In doing so, whether critical or universal, services would be brought back to the protocol internet level. The packet activates access to these services from a dedicated server or node. It’s one of the nodes of a decentralized network.

These nodes can be operated by existing internet providers, government agencies, or specialist firms such as software publishers and data centers. There can also be hybrid ownership of these nodes, shared between these different entities. And it has a fundamental implication in the internet’s physiognomy, including decentralized governance, native traceability, interoperability, and confidentiality (17).

Wrapping Up

The search engine industry is the most concentrated on the internet, with Google accounting for about 63 percent of all searches and 94 percent of mobile search traffic.

In the decentralized internet, the internet network can offer this essential function through its augmented protocol. It would lead to a more complete, objective, and privacy-friendly search engine. Besides, the network will store search data in a decentralized way, not centrally within servers of private companies.
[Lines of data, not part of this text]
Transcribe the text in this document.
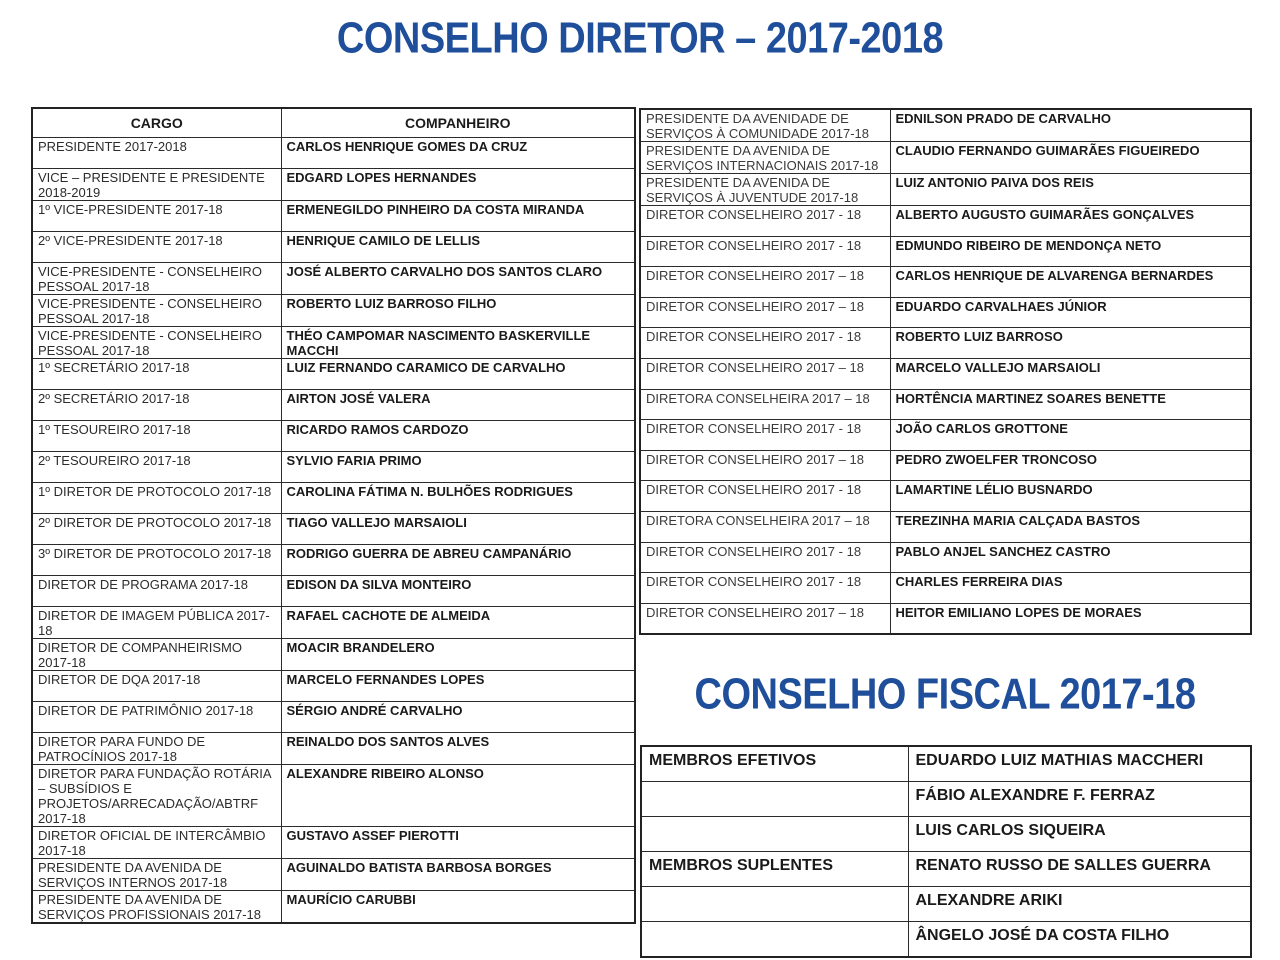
CONSELHO DIRETOR – 2017-2018
CARGO	COMPANHEIRO
PRESIDENTE 2017-2018	CARLOS HENRIQUE GOMES DA CRUZ
VICE – PRESIDENTE E PRESIDENTE 2018-2019	EDGARD LOPES HERNANDES
1º VICE-PRESIDENTE 2017-18	ERMENEGILDO PINHEIRO DA COSTA MIRANDA
2º VICE-PRESIDENTE 2017-18	HENRIQUE CAMILO DE LELLIS
VICE-PRESIDENTE - CONSELHEIRO PESSOAL 2017-18	JOSÉ ALBERTO CARVALHO DOS SANTOS CLARO
VICE-PRESIDENTE - CONSELHEIRO PESSOAL 2017-18	ROBERTO LUIZ BARROSO FILHO
VICE-PRESIDENTE - CONSELHEIRO PESSOAL 2017-18	THÉO CAMPOMAR NASCIMENTO BASKERVILLE MACCHI
1º SECRETÁRIO 2017-18	LUIZ FERNANDO CARAMICO DE CARVALHO
2º SECRETÁRIO 2017-18	AIRTON JOSÉ VALERA
1º TESOUREIRO 2017-18	RICARDO RAMOS CARDOZO
2º TESOUREIRO 2017-18	SYLVIO FARIA PRIMO
1º DIRETOR DE PROTOCOLO 2017-18	CAROLINA FÁTIMA N. BULHÕES RODRIGUES
2º DIRETOR DE PROTOCOLO 2017-18	TIAGO VALLEJO MARSAIOLI
3º DIRETOR DE PROTOCOLO 2017-18	RODRIGO GUERRA DE ABREU CAMPANÁRIO
DIRETOR DE PROGRAMA 2017-18	EDISON DA SILVA MONTEIRO
DIRETOR DE IMAGEM PÚBLICA 2017-18	RAFAEL CACHOTE DE ALMEIDA
DIRETOR DE COMPANHEIRISMO 2017-18	MOACIR BRANDELERO
DIRETOR DE DQA 2017-18	MARCELO FERNANDES LOPES
DIRETOR DE PATRIMÔNIO 2017-18	SÉRGIO ANDRÉ CARVALHO
DIRETOR PARA FUNDO DE PATROCÍNIOS 2017-18	REINALDO DOS SANTOS ALVES
DIRETOR PARA FUNDAÇÃO ROTÁRIA – SUBSÍDIOS E PROJETOS/ARRECADAÇÃO/ABTRF 2017-18	ALEXANDRE RIBEIRO ALONSO
DIRETOR OFICIAL DE INTERCÂMBIO 2017-18	GUSTAVO ASSEF PIEROTTI
PRESIDENTE DA AVENIDA DE SERVIÇOS INTERNOS 2017-18	AGUINALDO BATISTA BARBOSA BORGES
PRESIDENTE DA AVENIDA DE SERVIÇOS PROFISSIONAIS 2017-18	MAURÍCIO CARUBBI
PRESIDENTE DA AVENIDADE DE SERVIÇOS À COMUNIDADE 2017-18	EDNILSON PRADO DE CARVALHO
PRESIDENTE DA AVENIDA DE SERVIÇOS INTERNACIONAIS 2017-18	CLAUDIO FERNANDO GUIMARÃES FIGUEIREDO
PRESIDENTE DA AVENIDA DE SERVIÇOS À JUVENTUDE 2017-18	LUIZ ANTONIO PAIVA DOS REIS
DIRETOR CONSELHEIRO 2017 - 18	ALBERTO AUGUSTO GUIMARÃES GONÇALVES
DIRETOR CONSELHEIRO 2017 - 18	EDMUNDO RIBEIRO DE MENDONÇA NETO
DIRETOR CONSELHEIRO 2017 – 18	CARLOS HENRIQUE DE ALVARENGA BERNARDES
DIRETOR CONSELHEIRO 2017 – 18	EDUARDO CARVALHAES JÚNIOR
DIRETOR CONSELHEIRO 2017 - 18	ROBERTO LUIZ BARROSO
DIRETOR CONSELHEIRO 2017 – 18	MARCELO VALLEJO MARSAIOLI
DIRETORA CONSELHEIRA 2017 – 18	HORTÊNCIA MARTINEZ SOARES BENETTE
DIRETOR CONSELHEIRO 2017 - 18	JOÃO CARLOS GROTTONE
DIRETOR CONSELHEIRO 2017 – 18	PEDRO ZWOELFER TRONCOSO
DIRETOR CONSELHEIRO 2017 - 18	LAMARTINE LÉLIO BUSNARDO
DIRETORA CONSELHEIRA 2017 – 18	TEREZINHA MARIA CALÇADA BASTOS
DIRETOR CONSELHEIRO 2017 - 18	PABLO ANJEL SANCHEZ CASTRO
DIRETOR CONSELHEIRO 2017 - 18	CHARLES FERREIRA DIAS
DIRETOR CONSELHEIRO 2017 – 18	HEITOR EMILIANO LOPES DE MORAES
CONSELHO FISCAL 2017-18
MEMBROS EFETIVOS	EDUARDO LUIZ MATHIAS MACCHERI
	FÁBIO ALEXANDRE F. FERRAZ
	LUIS CARLOS SIQUEIRA
MEMBROS SUPLENTES	RENATO RUSSO DE SALLES GUERRA
	ALEXANDRE ARIKI
	ÂNGELO JOSÉ DA COSTA FILHO
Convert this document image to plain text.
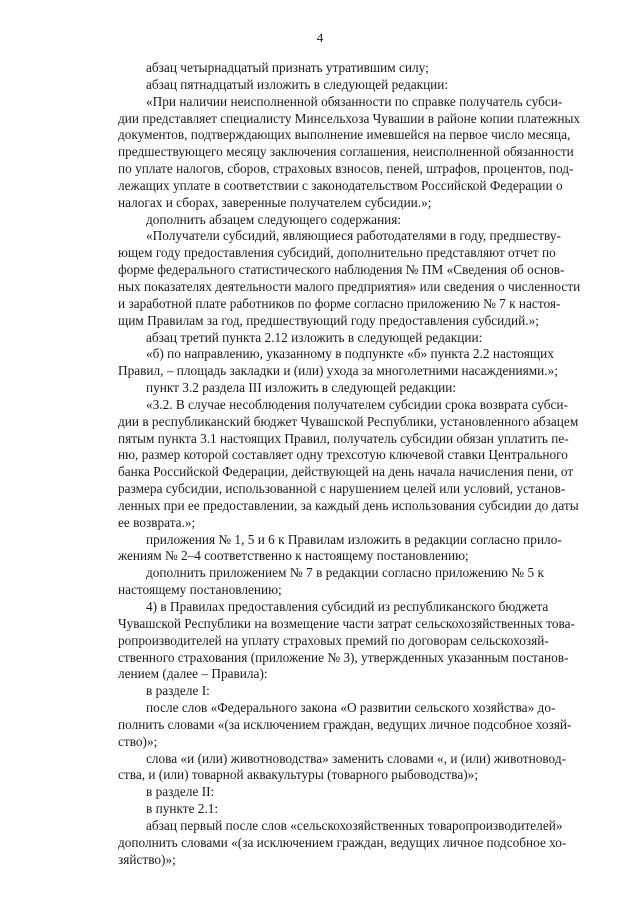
4
абзац четырнадцатый признать утратившим силу;
абзац пятнадцатый изложить в следующей редакции:
«При наличии неисполненной обязанности по справке получатель субси-
дии представляет специалисту Минсельхоза Чувашии в районе копии платежных
документов, подтверждающих выполнение имевшейся на первое число месяца,
предшествующего месяцу заключения соглашения, неисполненной обязанности
по уплате налогов, сборов, страховых взносов, пеней, штрафов, процентов, под-
лежащих уплате в соответствии с законодательством Российской Федерации о
налогах и сборах, заверенные получателем субсидии.»;
дополнить абзацем следующего содержания:
«Получатели субсидий, являющиеся работодателями в году, предшеству-
ющем году предоставления субсидий, дополнительно представляют отчет по
форме федерального статистического наблюдения № ПМ «Сведения об основ-
ных показателях деятельности малого предприятия» или сведения о численности
и заработной плате работников по форме согласно приложению № 7 к настоя-
щим Правилам за год, предшествующий году предоставления субсидий.»;
абзац третий пункта 2.12 изложить в следующей редакции:
«б) по направлению, указанному в подпункте «б» пункта 2.2 настоящих
Правил, – площадь закладки и (или) ухода за многолетними насаждениями.»;
пункт 3.2 раздела III изложить в следующей редакции:
«3.2. В случае несоблюдения получателем субсидии срока возврата субси-
дии в республиканский бюджет Чувашской Республики, установленного абзацем
пятым пункта 3.1 настоящих Правил, получатель субсидии обязан уплатить пе-
ню, размер которой составляет одну трехсотую ключевой ставки Центрального
банка Российской Федерации, действующей на день начала начисления пени, от
размера субсидии, использованной с нарушением целей или условий, установ-
ленных при ее предоставлении, за каждый день использования субсидии до даты
ее возврата.»;
приложения № 1, 5 и 6 к Правилам изложить в редакции согласно прило-
жениям № 2–4 соответственно к настоящему постановлению;
дополнить приложением № 7 в редакции согласно приложению № 5 к
настоящему постановлению;
4) в Правилах предоставления субсидий из республиканского бюджета
Чувашской Республики на возмещение части затрат сельскохозяйственных това-
ропроизводителей на уплату страховых премий по договорам сельскохозяй-
ственного страхования (приложение № 3), утвержденных указанным постанов-
лением (далее – Правила):
в разделе I:
после слов «Федерального закона «О развитии сельского хозяйства» до-
полнить словами «(за исключением граждан, ведущих личное подсобное хозяй-
ство)»;
слова «и (или) животноводства» заменить словами «, и (или) животновод-
ства, и (или) товарной аквакультуры (товарного рыбоводства)»;
в разделе II:
в пункте 2.1:
абзац первый после слов «сельскохозяйственных товаропроизводителей»
дополнить словами «(за исключением граждан, ведущих личное подсобное хо-
зяйство)»;
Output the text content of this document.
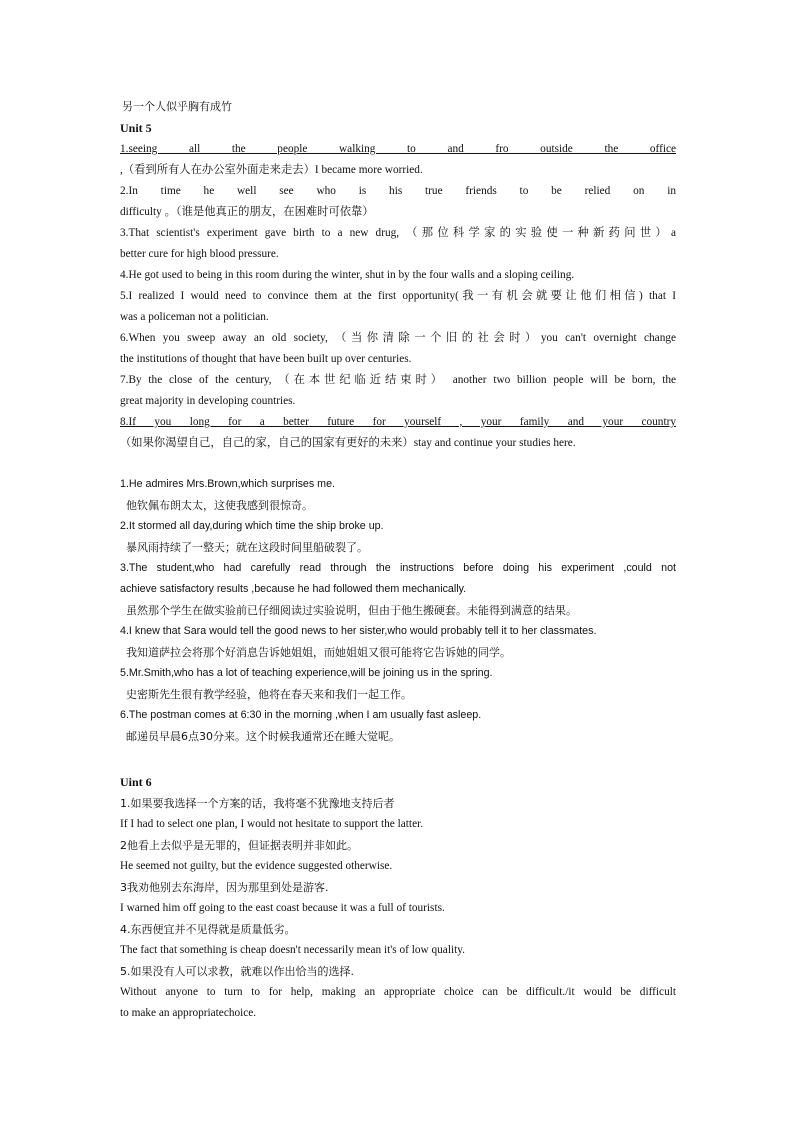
另一个人似乎胸有成竹
Unit 5
1.seeing all the people walking to and fro outside the office
,（看到所有人在办公室外面走来走去）I became more worried.
2.In time he well see who is his true friends to be relied on in
difficulty 。（谁是他真正的朋友，在困难时可依靠）
3.That scientist's experiment gave birth to a new drug, （那位科学家的实验使一种新药问世）a
better cure for high blood pressure.
4.He got used to being in this room during the winter, shut in by the four walls and a sloping ceiling.
5.I realized I would need to convince them at the first opportunity(我一有机会就要让他们相信) that I
was a policeman not a politician.
6.When you sweep away an old society, （当你清除一个旧的社会时）you can't overnight change
the institutions of thought that have been built up over centuries.
7.By the close of the century, （在本世纪临近结束时） another two billion people will be born, the
great majority in developing countries.
8.If you long for a better future for yourself , your family and your country
（如果你渴望自己，自己的家，自己的国家有更好的未来）stay and continue your studies here.
1.He admires Mrs.Brown,which surprises me.
他钦佩布朗太太，这使我感到很惊奇。
2.It stormed all day,during which time the ship broke up.
暴风雨持续了一整天；就在这段时间里船破裂了。
3.The student,who had carefully read through the instructions before doing his experiment ,could not
achieve satisfactory results ,because he had followed them mechanically.
虽然那个学生在做实验前已仔细阅读过实验说明，但由于他生搬硬套。未能得到满意的结果。
4.I knew that Sara would tell the good news to her sister,who would probably tell it to her classmates.
我知道萨拉会将那个好消息告诉她姐姐，而她姐姐又很可能将它告诉她的同学。
5.Mr.Smith,who has a lot of teaching experience,will be joining us in the spring.
史密斯先生很有教学经验，他将在春天来和我们一起工作。
6.The postman comes at 6:30 in the morning ,when I am usually fast asleep.
邮递员早晨6点30分来。这个时候我通常还在睡大觉呢。
Uint 6
1.如果要我选择一个方案的话，我将毫不犹豫地支持后者
If I had to select one plan, I would not hesitate to support the latter.
2他看上去似乎是无罪的，但证据表明并非如此。
He seemed not guilty, but the evidence suggested otherwise.
3我劝他别去东海岸，因为那里到处是游客.
I warned him off going to the east coast because it was a full of tourists.
4.东西便宜并不见得就是质量低劣。
The fact that something is cheap doesn't necessarily mean it's of low quality.
5.如果没有人可以求教，就难以作出恰当的选择.
Without anyone to turn to for help, making an appropriate choice can be difficult./it would be difficult
to make an appropriatechoice.
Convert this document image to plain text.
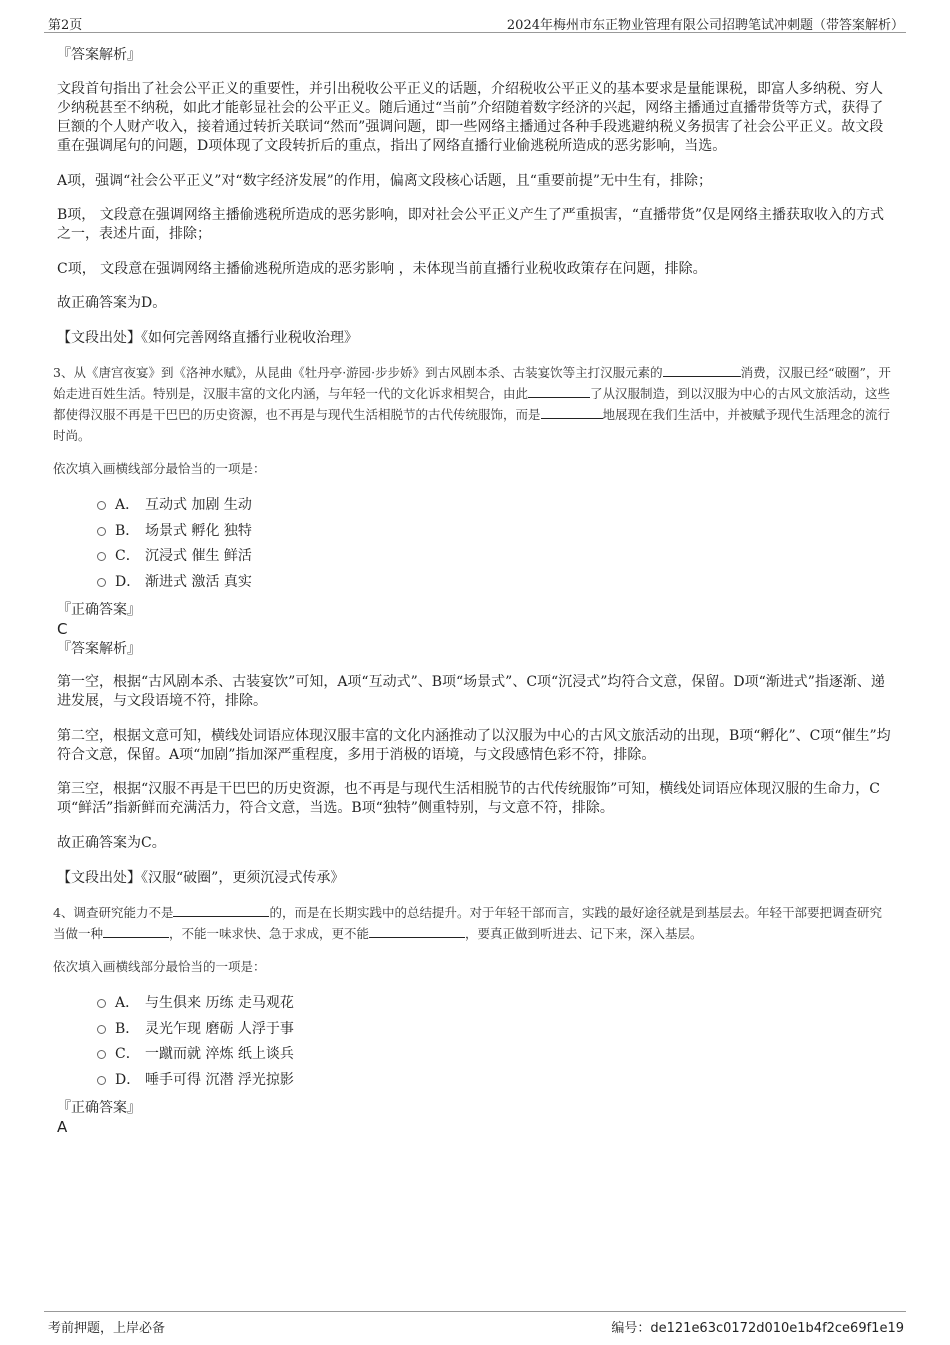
第2页	2024年梅州市东正物业管理有限公司招聘笔试冲刺题（带答案解析）

『答案解析』

文段首句指出了社会公平正义的重要性，并引出税收公平正义的话题，介绍税收公平正义的基本要求是量能课税，即富人多纳税、穷人少纳税甚至不纳税，如此才能彰显社会的公平正义。随后通过“当前”介绍随着数字经济的兴起，网络主播通过直播带货等方式，获得了巨额的个人财产收入，接着通过转折关联词“然而”强调问题，即一些网络主播通过各种手段逃避纳税义务损害了社会公平正义。故文段重在强调尾句的问题，D项体现了文段转折后的重点，指出了网络直播行业偷逃税所造成的恶劣影响，当选。

A项，强调“社会公平正义”对“数字经济发展”的作用，偏离文段核心话题，且“重要前提”无中生有，排除；

B项， 文段意在强调网络主播偷逃税所造成的恶劣影响，即对社会公平正义产生了严重损害，“直播带货”仅是网络主播获取收入的方式之一，表述片面，排除；

C项， 文段意在强调网络主播偷逃税所造成的恶劣影响 ，未体现当前直播行业税收政策存在问题，排除。

故正确答案为D。

【文段出处】《如何完善网络直播行业税收治理》

3、从《唐宫夜宴》到《洛神水赋》，从昆曲《牡丹亭·游园·步步娇》到古风剧本杀、古装宴饮等主打汉服元素的	消费，汉服已经“破圈”，开始走进百姓生活。特别是，汉服丰富的文化内涵，与年轻一代的文化诉求相契合，由此	了从汉服制造，到以汉服为中心的古风文旅活动，这些都使得汉服不再是干巴巴的历史资源，也不再是与现代生活相脱节的古代传统服饰，而是	地展现在我们生活中，并被赋予现代生活理念的流行时尚。

依次填入画横线部分最恰当的一项是：

A． 互动式 加剧 生动
B． 场景式 孵化 独特
C． 沉浸式 催生 鲜活
D． 渐进式 激活 真实

『正确答案』

C

『答案解析』

第一空，根据“古风剧本杀、古装宴饮”可知，A项“互动式”、B项“场景式”、C项“沉浸式”均符合文意，保留。D项“渐进式”指逐渐、递进发展，与文段语境不符，排除。

第二空，根据文意可知，横线处词语应体现汉服丰富的文化内涵推动了以汉服为中心的古风文旅活动的出现，B项“孵化”、C项“催生”均符合文意，保留。A项“加剧”指加深严重程度，多用于消极的语境，与文段感情色彩不符，排除。

第三空，根据“汉服不再是干巴巴的历史资源，也不再是与现代生活相脱节的古代传统服饰”可知，横线处词语应体现汉服的生命力，C项“鲜活”指新鲜而充满活力，符合文意，当选。B项“独特”侧重特别，与文意不符，排除。

故正确答案为C。

【文段出处】《汉服“破圈”，更须沉浸式传承》

4、调查研究能力不是	的，而是在长期实践中的总结提升。对于年轻干部而言，实践的最好途径就是到基层去。年轻干部要把调查研究当做一种	，不能一味求快、急于求成，更不能	，要真正做到听进去、记下来，深入基层。

依次填入画横线部分最恰当的一项是：

A． 与生俱来 历练 走马观花
B． 灵光乍现 磨砺 人浮于事
C． 一蹴而就 淬炼 纸上谈兵
D． 唾手可得 沉潜 浮光掠影

『正确答案』

A

考前押题，上岸必备	编号：de121e63c0172d010e1b4f2ce69f1e19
To make the internet truly decentralized and take a step ahead of the Web 2.0 we know and use today, we need to promote active collaboration and complementarity between all projects pursuing the same or related objectives.

We can’t build this new decentralized web without cooperation (18, 19, 20).

Remember, many scoffed at the idea of the web when web 1.0 was introduced, and There are still many grounds to believe that we can convert this planet into a utopia where people can reclaim their power.